Loop for Better Hearing

I sat on my couch, astounded by the quality of the sound streaming into my ears. I could hear the network newscaster, announcing current events, crisply and clearly. I closed my eyes, realizing that I was understanding every word he was saying without having to view closed captions. I looked over at my husband, and with tears streaming from my eyes, I told him that I had not watched a television program without captioning since its inception in the 1980s. This dramatic change in my ability to hear television came after a hearing loop was installed in my family room.

Hearing loops have been around since 1937 but were not widely used until about twenty years ago. Loops emit a magnetic wireless signal which is picked up by the tele coil or t-coil in an aid or implant. To install a loop, wire must be placed around a room or public gathering place in a perfect square on the floor, around the ceiling or in an attic. Visible wiring can be pushed under carpeting or baseboards. Once the loop is established, an amplifier picks up output signals from a microphone, or a building’s sound system. At home, amplifiers receive signals from the audio output of your television or computer.

In the United States, one can find loops in churches, concert halls, and theaters. In Europe, they are common in airports, train and bus stations, and in most public venues. The Hearing Loss Association of America and The Association of Late Deafened Adults (ALDA) are trying to promote the use of hearing loops in train stations, airports, and other public gathering places here in America. You can go to the websites of these organizations to find more information about their loop initiatives. The Let’s Loop America website provides a great deal of information about loops and how they help those suffering from hearing loss.

The cost of a home loop varies depending on the size of the area that you want looped. Loop kits can be purchased online, and if you’re into DYI projects, you can install your own system for an average cost of $400.00. A friend of mine self-installed his family room loop and said it took him several days to figure out the technological nuances. He described the experience as frustrating. In the end, he was successful in getting his loop up and running. If you’re not able or unwilling to put time and effort into such a project then google search local companies who provide loops for homes. The company I used gave me a free quote and a great deal of advice for the area that I wanted looped. I was comforted by the fact that the salesperson wore hearing aids and knew and understood the nuances of what I was trying to achieve.

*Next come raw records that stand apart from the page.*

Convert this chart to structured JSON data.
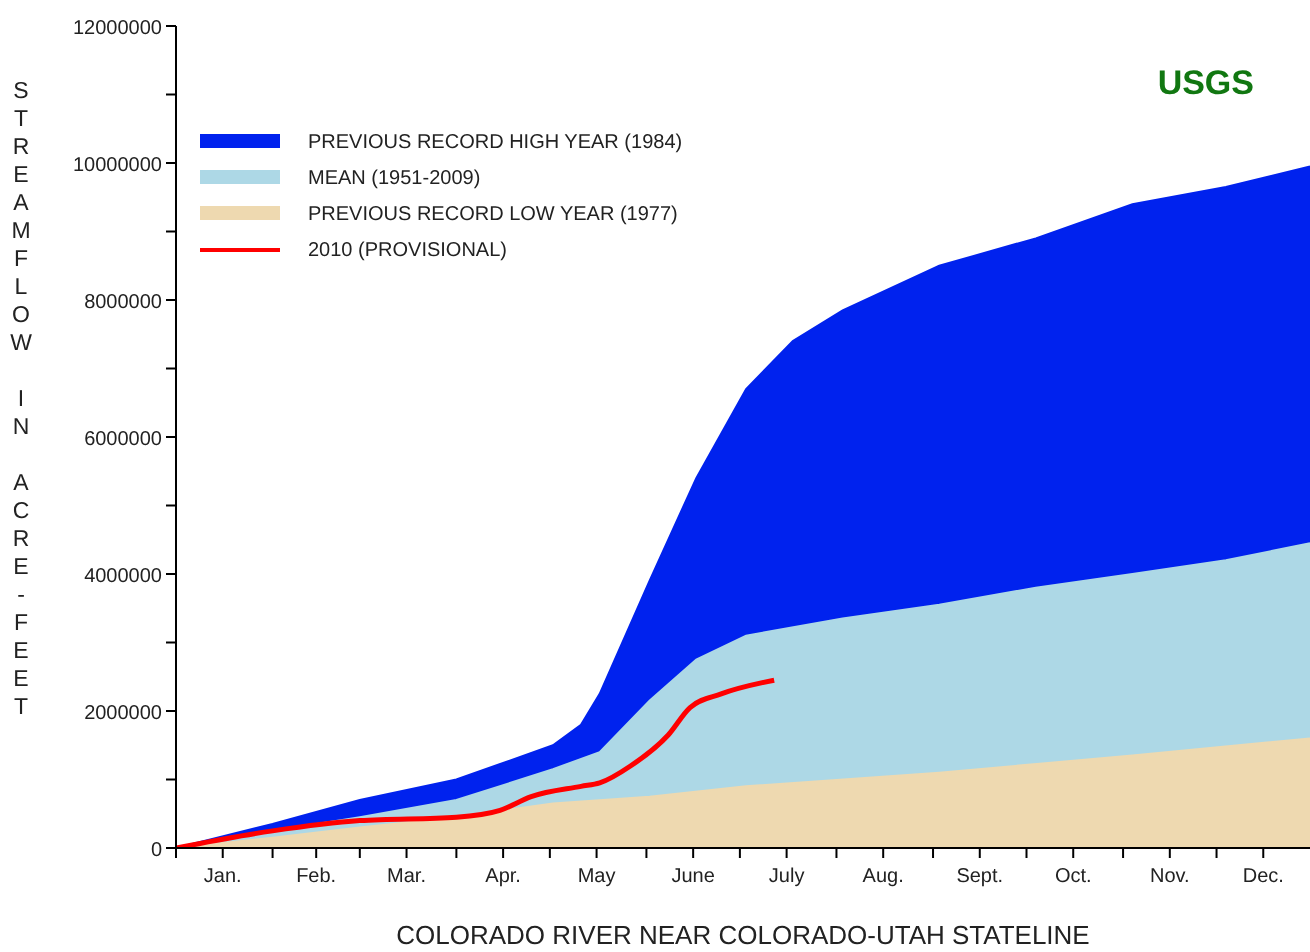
{
  "chart_data": {
    "type": "area",
    "xlabel": "COLORADO RIVER NEAR COLORADO-UTAH STATELINE",
    "ylabel": "STREAMFLOW IN ACRE-FEET",
    "annotations": [
      "USGS"
    ],
    "legend": "top left",
    "grid": false,
    "xlim": [
      "--01-01",
      "--12-31"
    ],
    "xticks": [
      {
        "value": "--01-01",
        "label": null
      },
      {
        "value": "--01-16",
        "label": "Jan."
      },
      {
        "value": "--02-01",
        "label": null
      },
      {
        "value": "--02-15",
        "label": "Feb."
      },
      {
        "value": "--03-01",
        "label": null
      },
      {
        "value": "--03-16",
        "label": "Mar."
      },
      {
        "value": "--04-01",
        "label": null
      },
      {
        "value": "--04-16",
        "label": "Apr."
      },
      {
        "value": "--05-01",
        "label": null
      },
      {
        "value": "--05-16",
        "label": "May"
      },
      {
        "value": "--06-01",
        "label": null
      },
      {
        "value": "--06-16",
        "label": "June"
      },
      {
        "value": "--07-01",
        "label": null
      },
      {
        "value": "--07-16",
        "label": "July"
      },
      {
        "value": "--08-01",
        "label": null
      },
      {
        "value": "--08-16",
        "label": "Aug."
      },
      {
        "value": "--09-01",
        "label": null
      },
      {
        "value": "--09-16",
        "label": "Sept."
      },
      {
        "value": "--10-01",
        "label": null
      },
      {
        "value": "--10-16",
        "label": "Oct."
      },
      {
        "value": "--11-01",
        "label": null
      },
      {
        "value": "--11-16",
        "label": "Nov."
      },
      {
        "value": "--12-01",
        "label": null
      },
      {
        "value": "--12-16",
        "label": "Dec."
      }
    ],
    "ylim": [
      0,
      12000000
    ],
    "yticks": [
      0,
      {
        "value": 1000000,
        "label": null
      },
      2000000,
      {
        "value": 3000000,
        "label": null
      },
      4000000,
      {
        "value": 5000000,
        "label": null
      },
      6000000,
      {
        "value": 7000000,
        "label": null
      },
      8000000,
      {
        "value": 9000000,
        "label": null
      },
      10000000,
      {
        "value": 11000000,
        "label": null
      },
      12000000
    ],
    "series": [
      {
        "name": "PREVIOUS RECORD HIGH YEAR (1984)",
        "color": "#0022ee",
        "x": [
          "--01-01",
          "--02-01",
          "--03-01",
          "--04-01",
          "--05-02",
          "--05-11",
          "--05-17",
          "--06-02",
          "--06-17",
          "--07-03",
          "--07-18",
          "--08-03",
          "--09-03",
          "--10-04",
          "--11-04",
          "--12-04",
          "--12-31"
        ],
        "values": [
          0,
          350000,
          700000,
          1000000,
          1500000,
          1800000,
          2250000,
          3900000,
          5400000,
          6700000,
          7400000,
          7850000,
          8500000,
          8900000,
          9400000,
          9650000,
          9950000
        ]
      },
      {
        "name": "MEAN (1951-2009)",
        "color": "#add8e6",
        "x": [
          "--01-01",
          "--02-01",
          "--03-01",
          "--04-01",
          "--05-02",
          "--05-17",
          "--06-02",
          "--06-17",
          "--07-03",
          "--08-03",
          "--09-03",
          "--10-04",
          "--11-04",
          "--12-04",
          "--12-31"
        ],
        "values": [
          0,
          250000,
          450000,
          700000,
          1150000,
          1400000,
          2150000,
          2750000,
          3100000,
          3350000,
          3550000,
          3800000,
          4000000,
          4200000,
          4450000
        ]
      },
      {
        "name": "PREVIOUS RECORD LOW YEAR (1977)",
        "color": "#eed9b0",
        "x": [
          "--01-01",
          "--02-01",
          "--03-01",
          "--04-01",
          "--05-02",
          "--06-02",
          "--07-03",
          "--09-03",
          "--11-04",
          "--12-31"
        ],
        "values": [
          0,
          150000,
          300000,
          450000,
          650000,
          750000,
          900000,
          1100000,
          1350000,
          1600000
        ]
      },
      {
        "name": "2010 (PROVISIONAL)",
        "type": "line",
        "color": "#ff0000",
        "x": [
          "--01-01",
          "--02-01",
          "--03-01",
          "--04-01",
          "--04-15",
          "--04-25",
          "--05-11",
          "--05-17",
          "--05-27",
          "--06-08",
          "--06-15",
          "--06-25",
          "--07-12"
        ],
        "values": [
          0,
          250000,
          400000,
          450000,
          550000,
          750000,
          900000,
          950000,
          1200000,
          1650000,
          2050000,
          2250000,
          2450000
        ]
      }
    ]
  }
}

Though some may find the cost of a home loop high, you have to keep in mind that there is no maintenance and that loops work with any hearing device with a t-coil. So when you upgrade or purchase new devices from a different manufacturer, you will never have to buy another television adapter. I’ve used adapters from various hearing aid manufacturers and have paid as much as $500.00 dollars only to find that when I upgrade I have to have a new adapter. I now know that the sound quality on my new home loop is far superior to an adapter.

Hearing loss of any kind disrupts one’s ability to enjoy all aspects of life. Hearing aids and cochlear implants do not restore normal hearing and depending on the severity of the loss, many wearers of these devices have to turn to technology to enhance their hearing, particularly when ambient noise is present. As we meander through the hearing world let us help ourselves by doing what we can to enhance our hearing capabilities.